The Great Plotnik

Sunday, November 11, 2007

From Under the Rock


Dance-nik's right -- there's nothing like finishing that first draft of your new poem, song, story. It lets you know you're still heading up the right road, the road you didn't exactly choose for yourself, but here you are.

Writers don't ever know for sure, until they read it or play it or sing it for an audience, and they almost never can tell good from great. But when Plotnik turns over the right rock and the perfect rhyme jumps up and then falls under his fingers -- well, that's heaven.

Yesterday, Plot was finishing a story in which prayer figures at the end, kind of. The Great Plotnik has never been a very good prayer-er. But he has thought about it, wondered just what he would say to, you know, Him or Her, if he got the chance and they only gave him a few seconds, and he only could say one thing:

"There is no flash of light, but the insight comes to me as clearly as if I plucked it from a burning bush: there are a thousand religions in the world and none of the words matter, none of the prayers matter, none of the methods matter, the buildings, the shrines, the holy books written backwards, frontwards, upside down, the bending, the flailing, the flagellating, the pork or the no pork or the boxes on the head or the bonfires, or the cows that are sacred or the cows your grandmother turns into sauerbraten.
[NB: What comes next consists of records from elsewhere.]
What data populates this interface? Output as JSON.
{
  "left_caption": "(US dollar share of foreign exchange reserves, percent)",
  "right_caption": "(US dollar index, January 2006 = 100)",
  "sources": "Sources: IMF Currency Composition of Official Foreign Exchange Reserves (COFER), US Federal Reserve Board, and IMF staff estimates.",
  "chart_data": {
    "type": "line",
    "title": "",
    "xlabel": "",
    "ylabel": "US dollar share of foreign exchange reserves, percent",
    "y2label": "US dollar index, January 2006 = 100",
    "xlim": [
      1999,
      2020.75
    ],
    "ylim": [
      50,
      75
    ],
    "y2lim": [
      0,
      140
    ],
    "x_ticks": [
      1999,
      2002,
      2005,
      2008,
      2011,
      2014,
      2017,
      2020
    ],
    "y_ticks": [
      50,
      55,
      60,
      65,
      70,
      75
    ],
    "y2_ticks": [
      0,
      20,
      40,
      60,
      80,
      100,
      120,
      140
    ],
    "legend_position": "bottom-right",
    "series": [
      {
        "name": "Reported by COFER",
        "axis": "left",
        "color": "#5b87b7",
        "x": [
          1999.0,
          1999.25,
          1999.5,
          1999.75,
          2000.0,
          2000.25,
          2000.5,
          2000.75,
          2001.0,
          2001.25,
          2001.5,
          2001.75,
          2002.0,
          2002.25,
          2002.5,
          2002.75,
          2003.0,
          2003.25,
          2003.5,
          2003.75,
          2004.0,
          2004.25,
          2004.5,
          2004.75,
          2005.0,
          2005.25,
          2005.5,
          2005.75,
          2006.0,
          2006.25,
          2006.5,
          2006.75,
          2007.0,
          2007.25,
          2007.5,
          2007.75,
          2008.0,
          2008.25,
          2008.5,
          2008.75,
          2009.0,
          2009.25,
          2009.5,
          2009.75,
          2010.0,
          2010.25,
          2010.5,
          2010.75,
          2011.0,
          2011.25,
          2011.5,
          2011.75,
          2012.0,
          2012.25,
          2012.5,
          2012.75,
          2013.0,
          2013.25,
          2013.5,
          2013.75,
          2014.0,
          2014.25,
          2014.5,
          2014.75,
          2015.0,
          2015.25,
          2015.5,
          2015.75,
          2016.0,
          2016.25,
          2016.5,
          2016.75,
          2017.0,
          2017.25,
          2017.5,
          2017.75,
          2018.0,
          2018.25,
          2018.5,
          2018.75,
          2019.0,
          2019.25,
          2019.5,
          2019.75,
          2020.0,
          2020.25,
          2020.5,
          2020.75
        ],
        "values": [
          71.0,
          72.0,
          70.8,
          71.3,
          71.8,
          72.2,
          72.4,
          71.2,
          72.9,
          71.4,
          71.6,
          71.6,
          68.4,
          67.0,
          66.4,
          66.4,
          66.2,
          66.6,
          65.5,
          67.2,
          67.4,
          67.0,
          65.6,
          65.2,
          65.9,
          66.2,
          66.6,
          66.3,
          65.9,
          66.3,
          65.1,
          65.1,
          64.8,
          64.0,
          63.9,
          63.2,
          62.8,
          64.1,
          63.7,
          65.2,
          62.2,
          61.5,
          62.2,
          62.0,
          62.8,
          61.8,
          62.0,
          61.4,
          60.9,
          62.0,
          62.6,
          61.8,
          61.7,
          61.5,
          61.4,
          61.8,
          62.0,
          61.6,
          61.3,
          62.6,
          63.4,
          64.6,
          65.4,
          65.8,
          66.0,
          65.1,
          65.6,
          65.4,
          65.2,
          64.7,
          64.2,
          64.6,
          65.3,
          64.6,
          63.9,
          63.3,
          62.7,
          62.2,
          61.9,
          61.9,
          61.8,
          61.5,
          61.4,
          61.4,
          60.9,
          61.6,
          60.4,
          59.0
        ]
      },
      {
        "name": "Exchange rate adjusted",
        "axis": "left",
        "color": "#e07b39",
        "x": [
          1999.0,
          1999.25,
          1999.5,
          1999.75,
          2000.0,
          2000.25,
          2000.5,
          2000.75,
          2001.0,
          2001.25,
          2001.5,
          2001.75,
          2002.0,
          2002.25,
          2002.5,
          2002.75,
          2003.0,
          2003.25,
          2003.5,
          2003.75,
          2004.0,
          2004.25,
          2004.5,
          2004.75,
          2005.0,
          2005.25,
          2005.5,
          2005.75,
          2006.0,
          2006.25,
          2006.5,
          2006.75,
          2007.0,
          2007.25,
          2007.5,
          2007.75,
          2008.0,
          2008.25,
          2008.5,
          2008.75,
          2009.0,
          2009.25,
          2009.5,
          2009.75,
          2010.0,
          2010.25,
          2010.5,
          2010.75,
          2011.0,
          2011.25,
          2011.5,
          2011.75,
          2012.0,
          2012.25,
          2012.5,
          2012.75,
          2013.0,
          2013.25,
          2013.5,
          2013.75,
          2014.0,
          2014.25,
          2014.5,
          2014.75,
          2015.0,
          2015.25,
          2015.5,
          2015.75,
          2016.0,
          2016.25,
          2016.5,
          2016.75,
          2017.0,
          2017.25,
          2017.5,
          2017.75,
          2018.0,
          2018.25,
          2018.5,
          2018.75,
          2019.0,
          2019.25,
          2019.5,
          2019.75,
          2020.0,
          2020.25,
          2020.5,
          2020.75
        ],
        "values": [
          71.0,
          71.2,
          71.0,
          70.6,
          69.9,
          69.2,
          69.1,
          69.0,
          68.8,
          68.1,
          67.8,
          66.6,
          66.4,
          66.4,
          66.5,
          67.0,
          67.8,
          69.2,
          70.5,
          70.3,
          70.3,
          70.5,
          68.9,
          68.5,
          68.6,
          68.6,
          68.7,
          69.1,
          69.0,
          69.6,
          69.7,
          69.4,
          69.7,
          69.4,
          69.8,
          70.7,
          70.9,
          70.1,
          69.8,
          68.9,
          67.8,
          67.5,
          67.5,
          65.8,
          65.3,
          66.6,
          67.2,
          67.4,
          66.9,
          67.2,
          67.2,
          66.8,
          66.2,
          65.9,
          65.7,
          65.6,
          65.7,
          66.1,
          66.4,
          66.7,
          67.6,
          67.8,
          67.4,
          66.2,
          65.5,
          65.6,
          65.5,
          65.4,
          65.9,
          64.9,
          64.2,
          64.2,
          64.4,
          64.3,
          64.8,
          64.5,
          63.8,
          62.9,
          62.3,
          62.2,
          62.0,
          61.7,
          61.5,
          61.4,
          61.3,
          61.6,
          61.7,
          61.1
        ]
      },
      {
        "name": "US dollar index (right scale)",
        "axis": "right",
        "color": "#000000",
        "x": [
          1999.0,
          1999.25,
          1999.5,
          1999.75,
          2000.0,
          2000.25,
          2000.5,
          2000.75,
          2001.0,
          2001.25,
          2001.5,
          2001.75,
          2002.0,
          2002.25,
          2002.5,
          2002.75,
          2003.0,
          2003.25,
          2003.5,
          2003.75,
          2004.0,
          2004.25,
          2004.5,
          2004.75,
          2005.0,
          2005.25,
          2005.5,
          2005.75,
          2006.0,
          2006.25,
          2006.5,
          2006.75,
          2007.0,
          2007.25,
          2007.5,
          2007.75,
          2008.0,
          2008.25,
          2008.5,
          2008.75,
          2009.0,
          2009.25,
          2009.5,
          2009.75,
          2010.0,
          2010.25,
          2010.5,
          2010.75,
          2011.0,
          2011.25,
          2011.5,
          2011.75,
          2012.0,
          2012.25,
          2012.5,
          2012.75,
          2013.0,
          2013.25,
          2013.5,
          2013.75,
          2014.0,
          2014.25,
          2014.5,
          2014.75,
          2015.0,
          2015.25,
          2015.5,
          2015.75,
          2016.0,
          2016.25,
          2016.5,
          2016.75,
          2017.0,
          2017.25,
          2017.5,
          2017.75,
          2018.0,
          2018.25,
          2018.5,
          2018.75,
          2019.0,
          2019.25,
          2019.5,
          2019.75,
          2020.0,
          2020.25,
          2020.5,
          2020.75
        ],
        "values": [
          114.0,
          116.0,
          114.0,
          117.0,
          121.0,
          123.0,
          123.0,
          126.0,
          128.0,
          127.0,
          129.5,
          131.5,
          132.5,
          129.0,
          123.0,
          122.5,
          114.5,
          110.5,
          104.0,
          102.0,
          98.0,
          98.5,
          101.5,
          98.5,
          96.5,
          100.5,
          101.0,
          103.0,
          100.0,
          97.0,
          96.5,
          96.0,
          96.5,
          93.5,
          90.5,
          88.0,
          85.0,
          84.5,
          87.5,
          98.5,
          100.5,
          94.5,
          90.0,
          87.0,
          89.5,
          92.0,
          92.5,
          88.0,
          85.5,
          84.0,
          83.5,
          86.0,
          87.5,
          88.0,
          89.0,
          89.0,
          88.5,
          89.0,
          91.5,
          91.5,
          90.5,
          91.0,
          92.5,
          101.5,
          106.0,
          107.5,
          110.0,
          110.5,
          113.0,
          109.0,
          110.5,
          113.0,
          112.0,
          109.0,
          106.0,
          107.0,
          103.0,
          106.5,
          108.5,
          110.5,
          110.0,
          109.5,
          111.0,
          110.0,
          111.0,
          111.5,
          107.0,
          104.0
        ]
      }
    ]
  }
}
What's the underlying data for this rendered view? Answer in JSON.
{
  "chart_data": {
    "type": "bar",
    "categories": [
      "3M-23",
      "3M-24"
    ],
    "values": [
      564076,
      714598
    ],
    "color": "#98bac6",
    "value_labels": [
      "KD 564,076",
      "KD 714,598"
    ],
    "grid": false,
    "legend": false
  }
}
None of it. There is only one thing every soul on Earth wants:

'JUST BE THERE, LORD.' The rest is all gravy."

OK, so he might change his mind tomorrow, but right now it feels pretty good, every bit as good as those fetuccini in chive oil and stir fried green beans from last night's feast.

1 Comments:

At 2:04 PM, Anonymous Anonymous said...

Yikes! This is a bit deep and profound. And possibly brilliant.

But what does any of it have to do with the picture?